The bright side of this dilemma is that kids need an adult in order to access the smartphone world. Parents and teachers are the gatekeepers; with parents bearing the brunt of that responsibility as the primary guardians, financiers, and the ones holding most of the cards.

The truth is, parents have the right and ability to tell their kids – preteen and under – that they simply are not getting a smartphone. Or they may choose to get a device loaded with parental controls and supplement with time and location limits enforced by them. Period. Problem solved. Sorry, parents, but last time I checked, a 12-year-old can’t sign a cell phone or tablet contract, nor does he pay the phone bill. He lives under your roof and is fully dependent on you for food, shelter, and guidance. Simple, yes: easy, not so much. But, like with all other dangers against which we must protect our children, it’s worth fighting for their benefit.

We can use our parental authority to simply say no, the same way we would if our 13-year-old asked to borrow our car to pick up her friends. No. You have to wait until you’re a bit older and more ready for such a big responsibility; not to mention that it would be illegal.
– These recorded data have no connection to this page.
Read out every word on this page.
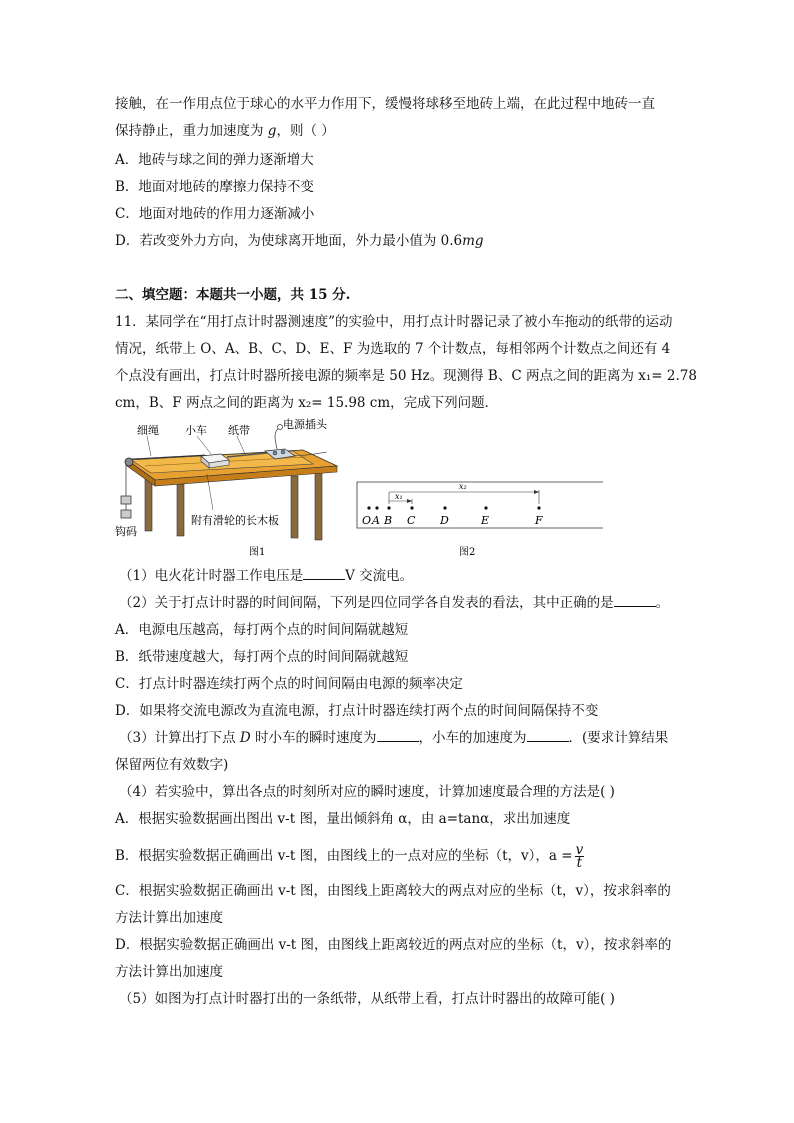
接触，在一作用点位于球心的水平力作用下，缓慢将球移至地砖上端，在此过程中地砖一直
保持静止，重力加速度为 g，则（ ）
A．地砖与球之间的弹力逐渐增大
B．地面对地砖的摩擦力保持不变
C．地面对地砖的作用力逐渐减小
D．若改变外力方向，为使球离开地面，外力最小值为 0.6mg
二、填空题：本题共一小题，共 15 分.
11．某同学在“用打点计时器测速度”的实验中，用打点计时器记录了被小车拖动的纸带的运动
情况，纸带上 O、A、B、C、D、E、F 为选取的 7 个计数点，每相邻两个计数点之间还有 4
个点没有画出，打点计时器所接电源的频率是 50 Hz。现测得 B、C 两点之间的距离为 x₁= 2.78
cm，B、F 两点之间的距离为 x₂= 15.98 cm，完成下列问题．
细绳 小车 纸带	电源插头
附有滑轮的长木板
钩码
图1
x₁
x₂
O A B C D	E	F
图2
（1）电火花计时器工作电压是	V 交流电。
（2）关于打点计时器的时间间隔，下列是四位同学各自发表的看法，其中正确的是	。
A．电源电压越高，每打两个点的时间间隔就越短
B．纸带速度越大，每打两个点的时间间隔就越短
C．打点计时器连续打两个点的时间间隔由电源的频率决定
D．如果将交流电源改为直流电源，打点计时器连续打两个点的时间间隔保持不变
（3）计算出打下点 D 时小车的瞬时速度为	，小车的加速度为	．(要求计算结果
保留两位有效数字)
（4）若实验中，算出各点的时刻所对应的瞬时速度，计算加速度最合理的方法是( )
A．根据实验数据画出图出 v-t 图，量出倾斜角 α，由 a=tanα，求出加速度
B．根据实验数据正确画出 v-t 图，由图线上的一点对应的坐标（t，v），$a = \frac{v}{t}$
C．根据实验数据正确画出 v-t 图，由图线上距离较大的两点对应的坐标（t，v），按求斜率的
方法计算出加速度
D．根据实验数据正确画出 v-t 图，由图线上距离较近的两点对应的坐标（t，v），按求斜率的
方法计算出加速度
（5）如图为打点计时器打出的一条纸带，从纸带上看，打点计时器出的故障可能( )
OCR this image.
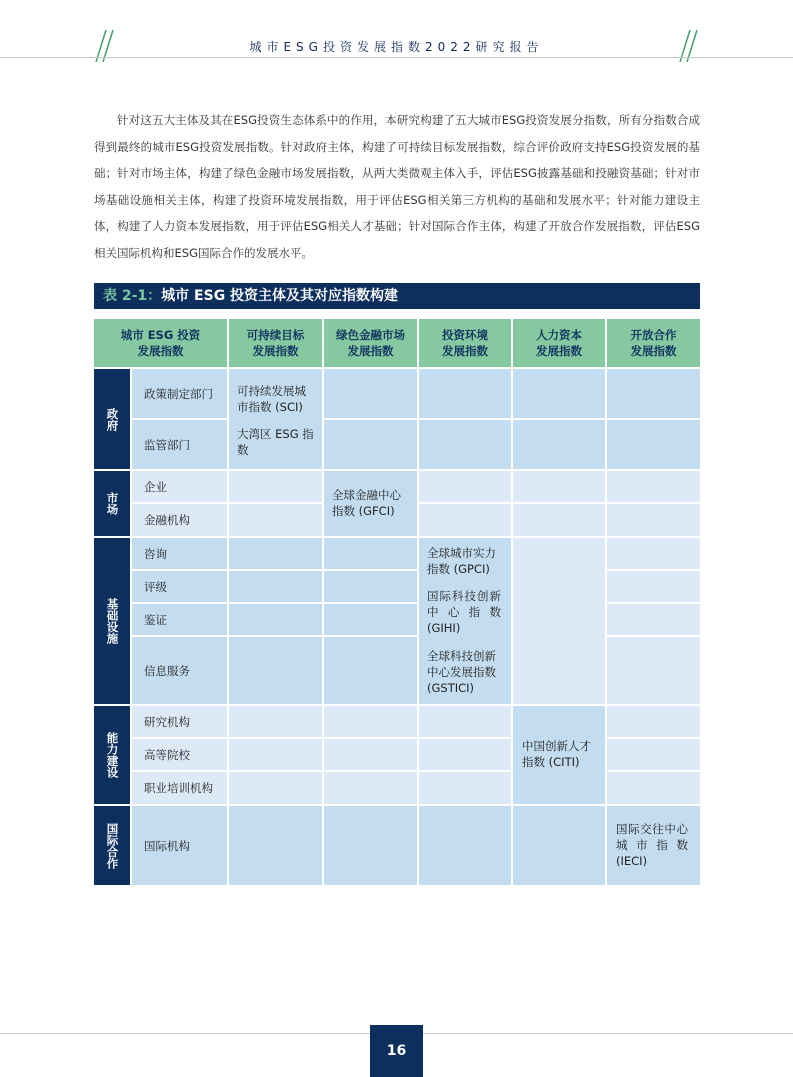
城市ESG投资发展指数2022研究报告

针对这五大主体及其在ESG投资生态体系中的作用，本研究构建了五大城市ESG投资发展分指数，所有分指数合成得到最终的城市ESG投资发展指数。针对政府主体，构建了可持续目标发展指数，综合评价政府支持ESG投资发展的基础；针对市场主体，构建了绿色金融市场发展指数，从两大类微观主体入手，评估ESG披露基础和投融资基础；针对市场基础设施相关主体，构建了投资环境发展指数，用于评估ESG相关第三方机构的基础和发展水平；针对能力建设主体，构建了人力资本发展指数，用于评估ESG相关人才基础；针对国际合作主体，构建了开放合作发展指数，评估ESG相关国际机构和ESG国际合作的发展水平。

表 2-1：城市 ESG 投资主体及其对应指数构建
城市 ESG 投资
发展指数
可持续目标
发展指数
绿色金融市场
发展指数
投资环境
发展指数
人力资本
发展指数
开放合作
发展指数
政府
市场
基础设施
能力建设
国际合作
政策制定部门
监管部门
企业
金融机构
咨询
评级
鉴证
信息服务
研究机构
高等院校
职业培训机构
国际机构
可持续发展城市指数 (SCI)
大湾区 ESG 指数
全球金融中心指数 (GFCI)
全球城市实力指数 (GPCI)
国际科技创新中心指数 (GIHI)
全球科技创新中心发展指数 (GSTICI)
中国创新人才指数 (CITI)
国际交往中心城市指数 (IECI)
16
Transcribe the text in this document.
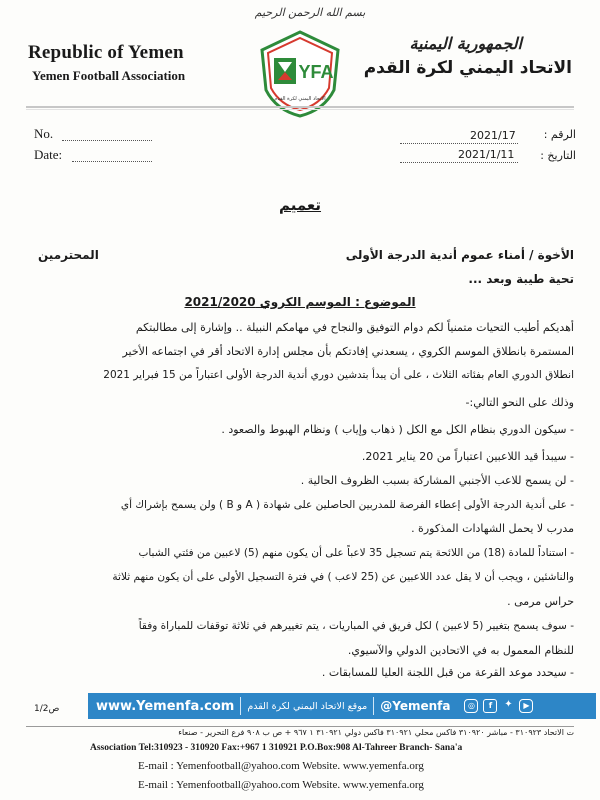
بسم الله الرحمن الرحيم
Republic of Yemen
Yemen Football Association
الجمهورية اليمنية
الاتحاد اليمني لكرة القدم
YFA
الاتحاد اليمني لكرة القدم
No.
Date:
الرقم :
2021/17
التاريخ :
2021/1/11
تعميم
الأخوة / أمناء عموم أندية الدرجة الأولى
المحترمين
تحية طيبة وبعد ...
الموضوع : الموسم الكروي 2021/2020
أهديكم أطيب التحيات متمنياً لكم دوام التوفيق والنجاح في مهامكم النبيلة .. وإشارة إلى مطالبتكم
المستمرة بانطلاق الموسم الكروي ، يسعدني إفادتكم بأن مجلس إدارة الاتحاد أقر في اجتماعه الأخير
انطلاق الدوري العام بفئاته الثلاث ، على أن يبدأ بتدشين دوري أندية الدرجة الأولى اعتباراً من 15 فبراير 2021
وذلك على النحو التالي:-
- سيكون الدوري بنظام الكل مع الكل ( ذهاب وإياب ) ونظام الهبوط والصعود .
- سيبدأ قيد اللاعبين اعتباراً من 20 يناير 2021.
- لن يسمح للاعب الأجنبي المشاركة بسبب الظروف الحالية .
- على أندية الدرجة الأولى إعطاء الفرصة للمدربين الحاصلين على شهادة ( A و B ) ولن يسمح بإشراك أي
مدرب لا يحمل الشهادات المذكورة .
- استناداً للمادة (18) من اللائحة يتم تسجيل 35 لاعباً على أن يكون منهم (5) لاعبين من فئتي الشباب
والناشئين ، ويجب أن لا يقل عدد اللاعبين عن (25 لاعب ) في فترة التسجيل الأولى على أن يكون منهم ثلاثة
حراس مرمى .
- سوف يسمح بتغيير (5 لاعبين ) لكل فريق في المباريات ، يتم تغييرهم في ثلاثة توقفات للمباراة وفقاً
للنظام المعمول به في الاتحادين الدولي والآسيوي.
- سيحدد موعد القرعة من قبل اللجنة العليا للمسابقات .
www.Yemenfa.com	موقع الاتحاد اليمني لكرة القدم	@Yemenfa	◎	f	✦	▶
ص1/2
ت الاتحاد ٣١٠٩٢٣ - مباشر ٣١٠٩٢٠ فاكس محلي ٣١٠٩٢١ فاكس دولي ٣١٠٩٢١ ١ ٩٦٧ + ص ب ٩٠٨ فرع التحرير - صنعاء
Association Tel:310923 - 310920 Fax:+967 1 310921 P.O.Box:908 Al-Tahreer Branch- Sana'a
E-mail : Yemenfootball@yahoo.com Website. www.yemenfa.org
E-mail : Yemenfootball@yahoo.com Website. www.yemenfa.org
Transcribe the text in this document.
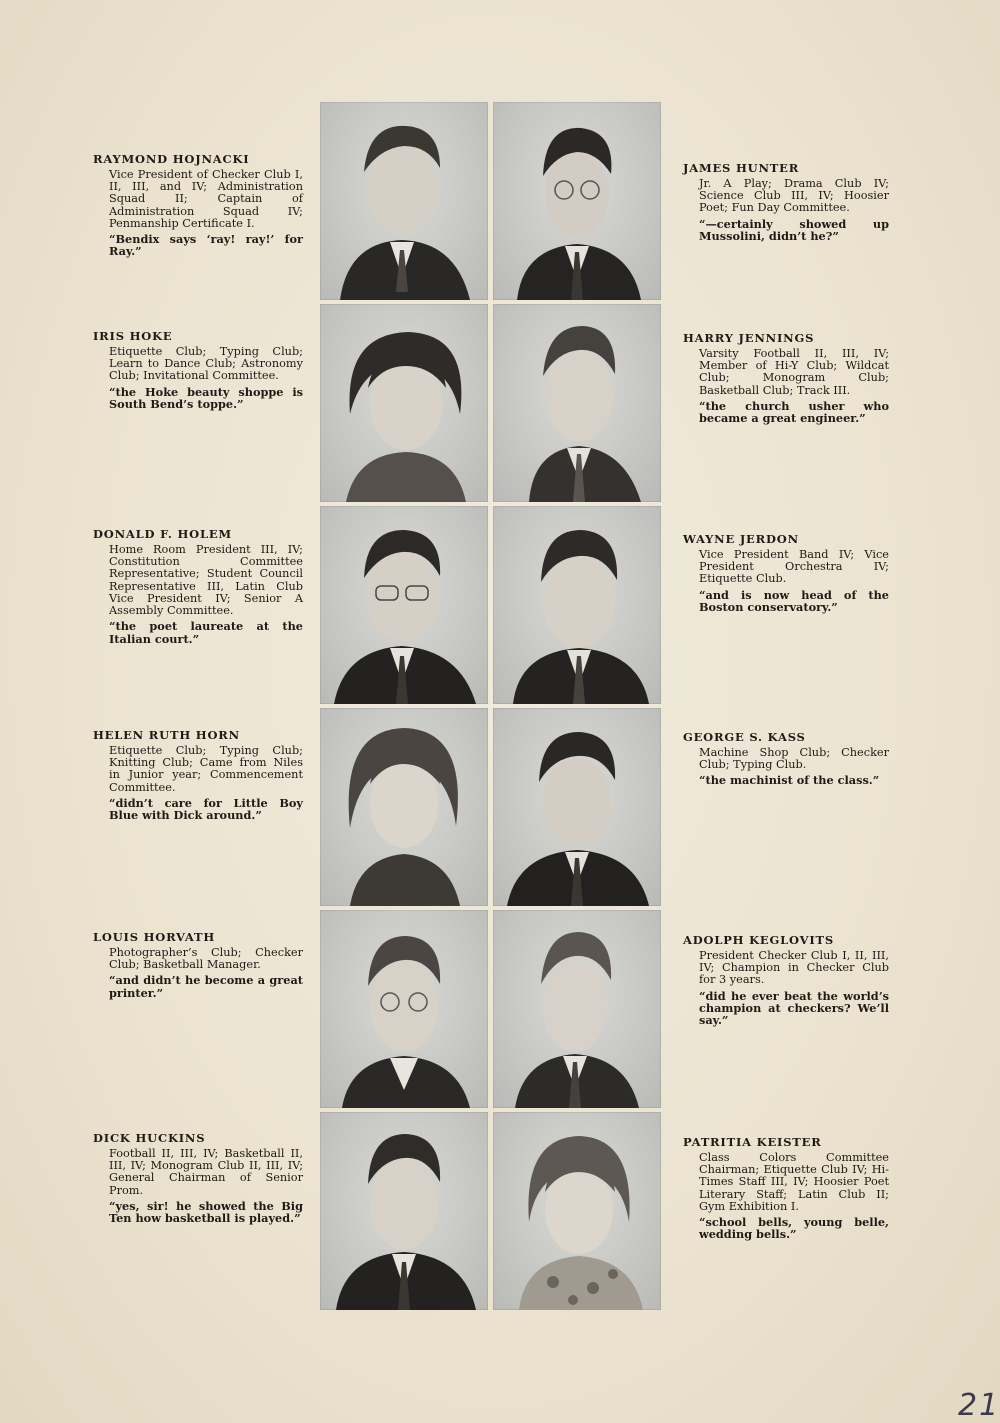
RAYMOND HOJNACKI

Vice President of Checker Club I, II, III, and IV; Administration Squad II; Captain of Administration Squad IV; Penmanship Certificate I.

“Bendix says ‘ray! ray!’ for Ray.”

IRIS HOKE

Etiquette Club; Typing Club; Learn to Dance Club; Astronomy Club; Invitational Committee.

“the Hoke beauty shoppe is South Bend’s toppe.”

DONALD F. HOLEM

Home Room President III, IV; Constitution Committee Representative; Student Council Representative III, Latin Club Vice President IV; Senior A Assembly Committee.

“the poet laureate at the Italian court.”

HELEN RUTH HORN

Etiquette Club; Typing Club; Knitting Club; Came from Niles in Junior year; Commencement Committee.

“didn’t care for Little Boy Blue with Dick around.”

LOUIS HORVATH

Photographer’s Club; Checker Club; Basketball Manager.

“and didn’t he become a great printer.”

DICK HUCKINS

Football II, III, IV; Basketball II, III, IV; Monogram Club II, III, IV; General Chairman of Senior Prom.

“yes, sir! he showed the Big Ten how basketball is played.”

JAMES HUNTER

Jr. A Play; Drama Club IV; Science Club III, IV; Hoosier Poet; Fun Day Committee.

“—certainly showed up Mussolini, didn’t he?”

HARRY JENNINGS

Varsity Football II, III, IV; Member of Hi-Y Club; Wildcat Club; Monogram Club; Basketball Club; Track III.

“the church usher who became a great engineer.”

WAYNE JERDON

Vice President Band IV; Vice President Orchestra IV; Etiquette Club.

“and is now head of the Boston conservatory.”

GEORGE S. KASS

Machine Shop Club; Checker Club; Typing Club.

“the machinist of the class.”

ADOLPH KEGLOVITS

President Checker Club I, II, III, IV; Champion in Checker Club for 3 years.

“did he ever beat the world’s champion at checkers? We’ll say.”

PATRITIA KEISTER

Class Colors Committee Chairman; Etiquette Club IV; Hi-Times Staff III, IV; Hoosier Poet Literary Staff; Latin Club II; Gym Exhibition I.

“school bells, young belle, wedding bells.”

21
This is definitely an example where easier said than done cannot be more true. As a parent in the midst of this battle myself, I am not minimizing the amount of effort and perseverance that must be exerted to counter the massive societal pressure associated with smartphone technology. I know it’s a battle. I know it’s tiring and annoying to listen to all the whining and begging from our children – another sign of addiction, by the way. But you are the parent. It’s your job. Get advice, get help, get support, do what you have to do to protect your child from one of the most deceivingly innocuous threats we have seen in our lifetime. Find a way!